Global Trouble Here to Stay

Global Trouble Here to StayGlobal Trouble Here to Stay

Have central banks lost control of the world’s economies? The Bank of Japan recently took official interest rates negative. It joined the European Central Bank and the central banks of Sweden, Denmark and Switzerland in effectively charging depositors for holding their cash. They are the latest efforts to kickstart economies that are persistently underperforming.

It’s not just the swathe of negative interest rates that points to an enormous problem. By the end of last year about one-third of debt issued in the eurozone countries had negative yields, Yahoo News reported.

On top of that are the other major central banks with interest rates close to zero or at record lows.

The Bank of England first set interest rates in that country at 6% in 1694. The record low was 0.5% set in March 2009. That’s where they still stand.

Across the Atlantic, the Federal Reserve took official rates up by a quarter percentage point in December, after holding them at zero-0.25% for seven years. Expectations that rates in the US would climb this year have been jettisoned.
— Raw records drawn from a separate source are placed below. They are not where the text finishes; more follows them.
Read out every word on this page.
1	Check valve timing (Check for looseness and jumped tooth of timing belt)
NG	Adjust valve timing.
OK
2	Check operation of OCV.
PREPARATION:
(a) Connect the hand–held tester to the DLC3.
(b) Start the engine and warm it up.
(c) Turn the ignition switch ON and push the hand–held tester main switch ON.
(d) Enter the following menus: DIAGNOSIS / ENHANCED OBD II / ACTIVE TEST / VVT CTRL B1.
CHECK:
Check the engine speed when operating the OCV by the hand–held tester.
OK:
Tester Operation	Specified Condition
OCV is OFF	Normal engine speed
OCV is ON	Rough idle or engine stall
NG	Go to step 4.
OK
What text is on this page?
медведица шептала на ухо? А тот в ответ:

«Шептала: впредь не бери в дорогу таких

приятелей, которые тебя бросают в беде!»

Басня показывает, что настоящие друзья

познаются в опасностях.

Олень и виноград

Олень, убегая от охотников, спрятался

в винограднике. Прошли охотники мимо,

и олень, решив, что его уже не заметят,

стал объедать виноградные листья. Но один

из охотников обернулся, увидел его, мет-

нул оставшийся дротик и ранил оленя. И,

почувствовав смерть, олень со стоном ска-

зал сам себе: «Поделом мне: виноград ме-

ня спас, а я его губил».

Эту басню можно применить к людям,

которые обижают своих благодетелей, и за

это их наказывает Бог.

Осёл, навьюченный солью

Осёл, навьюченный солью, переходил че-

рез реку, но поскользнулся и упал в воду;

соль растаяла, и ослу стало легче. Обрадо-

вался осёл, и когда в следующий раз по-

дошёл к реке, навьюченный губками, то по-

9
Earlier this month Fed chairwoman Janet Yellen was asked about the prospects of negative interest rates to kickstart the economy.

In Australia, the reserve bank has held official rates at an equal 64-year low of 2% since May, with futures markets punting they will be cut some time this year.

Across the globe, official interest rates have never been at such low levels. And yet the global economy continues to struggle. Almost every year since the advent of the global financial crisis in 2008 the International Monetary Fund has talked up the prospects of economic growth. And through every year the IMF has had to cut its growth forecasts (and will cut its forecast for this year in coming weeks).

The Australian economy grew 4.3% in the 12 months to the end of March 2012. It was a 12-month window of economic sunshine, driven by a huge ramp-up in mining construction, and it has not been close to that point since.

Low interest rates have delivered something else. Share markets have jumped in certain countries, while, in Australia, it was a run-up in housing and house prices (mostly in Sydney, Melbourne and parts of Brisbane). But in terms of broad-based growth ... zip.

Opponents of ultra-low interest rates who argued that a breakout of inflation was just a few minutes away have had it even tougher.

These inflation hawks, particularly in the United States, have been jumping at inflation shadows since 2009. All for nought.

The absence of inflation has been one of the problems for governments trying to clear the debts they have incurred because of falling tax receipts.

In Australia, the financial sector-induced recession (or near depression given what occurred in late 2008 and early 2009) is different from a “normal” recession.

Economic downturns that start in the financial area run on and on and on.